DATE: Thursday, Mar. 4, 2004
TIME: 11:30 am
PLACE: Council Room (SITE 5-084)
TITLE: Lexical resources: harnessing people power to build them, and launching them on the express lane
PRESENTER: Vivi Nastase
University of Ottawa
ABSTRACT:

Research in NLP focuses more and more on developing robust technologies, to be deployed on unseen texts to produce summaries, answer questions, etc. These tasks require lexical resources to provide information about word senses, and to relate different senses. Lexical resources that can support robust working paradigms must have broad coverage in terms of vocabulary, and a high degree of connectivity.

I will talk about three issues related to lexical resources:

  1. how we build them at low cost while maintaining quality and quantity,
  2. how we put them to work to help us obtain accurately annotated data,
  3. how we encode them so we can exploit them efficiently despite their size.

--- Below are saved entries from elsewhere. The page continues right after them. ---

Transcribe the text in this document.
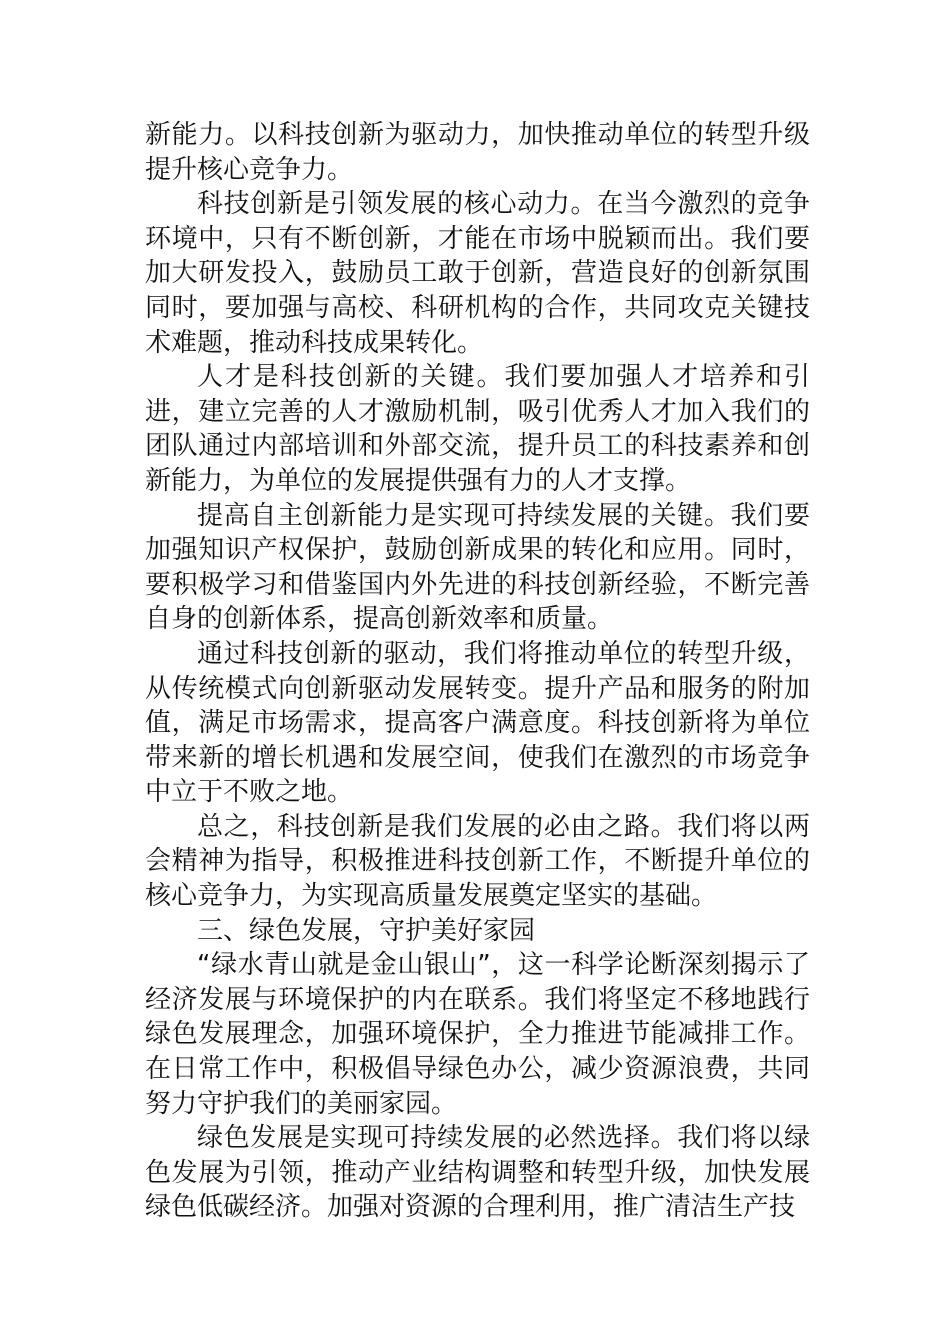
新能力。以科技创新为驱动力，加快推动单位的转型升级提升核心竞争力。

科技创新是引领发展的核心动力。在当今激烈的竞争环境中，只有不断创新，才能在市场中脱颖而出。我们要加大研发投入，鼓励员工敢于创新，营造良好的创新氛围同时，要加强与高校、科研机构的合作，共同攻克关键技术难题，推动科技成果转化。

人才是科技创新的关键。我们要加强人才培养和引进，建立完善的人才激励机制，吸引优秀人才加入我们的团队通过内部培训和外部交流，提升员工的科技素养和创新能力，为单位的发展提供强有力的人才支撑。

提高自主创新能力是实现可持续发展的关键。我们要加强知识产权保护，鼓励创新成果的转化和应用。同时，要积极学习和借鉴国内外先进的科技创新经验，不断完善自身的创新体系，提高创新效率和质量。

通过科技创新的驱动，我们将推动单位的转型升级，从传统模式向创新驱动发展转变。提升产品和服务的附加值，满足市场需求，提高客户满意度。科技创新将为单位带来新的增长机遇和发展空间，使我们在激烈的市场竞争中立于不败之地。

总之，科技创新是我们发展的必由之路。我们将以两会精神为指导，积极推进科技创新工作，不断提升单位的核心竞争力，为实现高质量发展奠定坚实的基础。

三、绿色发展，守护美好家园

“绿水青山就是金山银山”，这一科学论断深刻揭示了经济发展与环境保护的内在联系。我们将坚定不移地践行绿色发展理念，加强环境保护，全力推进节能减排工作。在日常工作中，积极倡导绿色办公，减少资源浪费，共同努力守护我们的美丽家园。

绿色发展是实现可持续发展的必然选择。我们将以绿色发展为引领，推动产业结构调整和转型升级，加快发展绿色低碳经济。加强对资源的合理利用，推广清洁生产技
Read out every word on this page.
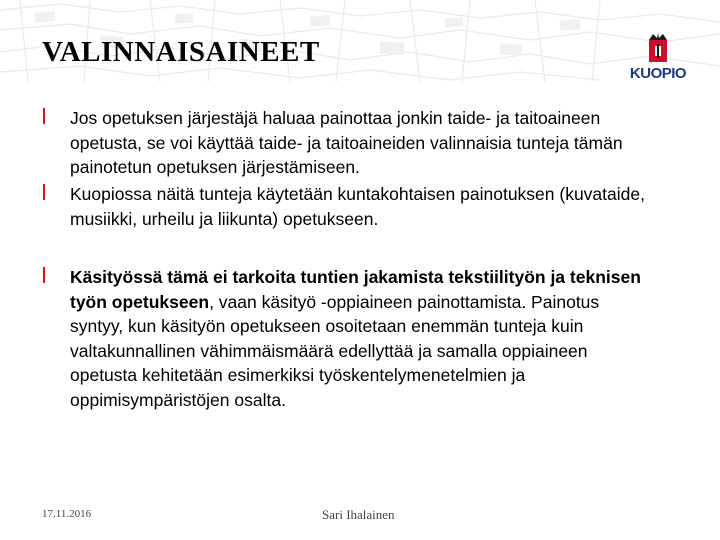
VALINNAISAINEET
KUOPIO
Jos opetuksen järjestäjä haluaa painottaa jonkin taide- ja taitoaineen opetusta, se voi käyttää taide- ja taitoaineiden valinnaisia tunteja tämän painotetun opetuksen järjestämiseen.
Kuopiossa näitä tunteja käytetään kuntakohtaisen painotuksen (kuvataide, musiikki, urheilu ja liikunta) opetukseen.
Käsityössä tämä ei tarkoita tuntien jakamista tekstiilityön ja teknisen työn opetukseen, vaan käsityö -oppiaineen painottamista. Painotus syntyy, kun käsityön opetukseen osoitetaan enemmän tunteja kuin valtakunnallinen vähimmäismäärä edellyttää ja samalla oppiaineen opetusta kehitetään esimerkiksi työskentelymenetelmien ja oppimisympäristöjen osalta.
17.11.2016	Sari Ihalainen
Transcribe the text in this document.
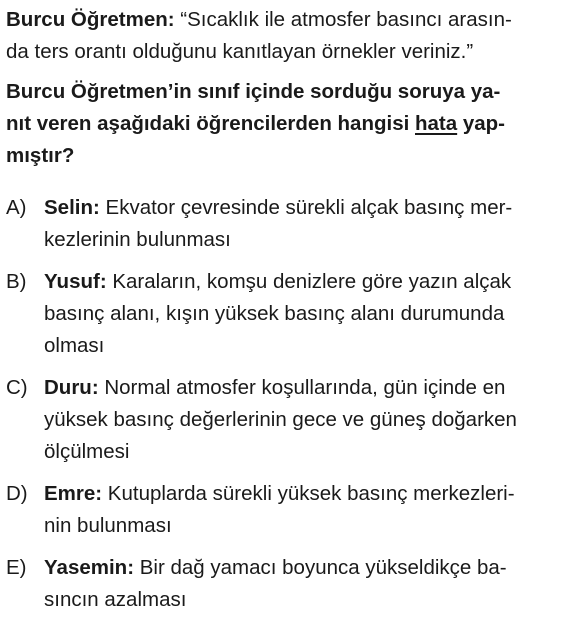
Burcu Öğretmen: “Sıcaklık ile atmosfer basıncı arasın-
da ters orantı olduğunu kanıtlayan örnekler veriniz.”

Burcu Öğretmen’in sınıf içinde sorduğu soruya ya-
nıt veren aşağıdaki öğrencilerden hangisi hata yap-
mıştır?

A) Selin: Ekvator çevresinde sürekli alçak basınç mer-
kezlerinin bulunması
B) Yusuf: Karaların, komşu denizlere göre yazın alçak
basınç alanı, kışın yüksek basınç alanı durumunda
olması
C) Duru: Normal atmosfer koşullarında, gün içinde en
yüksek basınç değerlerinin gece ve güneş doğarken
ölçülmesi
D) Emre: Kutuplarda sürekli yüksek basınç merkezleri-
nin bulunması
E) Yasemin: Bir dağ yamacı boyunca yükseldikçe ba-
sıncın azalması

A Web-based system serves as an example for the first issue, and its purpose is to obtain a WordNet for Romanian. This resource is put to use in the Open Mind Word Expert project, to collect Romanian sentences with annotated word senses for a SENSEVAL 3 task. Finally, I will show an encoding of WordNet as an ordered set, which allows us to compute practically instantaneously various measures, and to use a semantic wildcard for information retrieval with excellent results.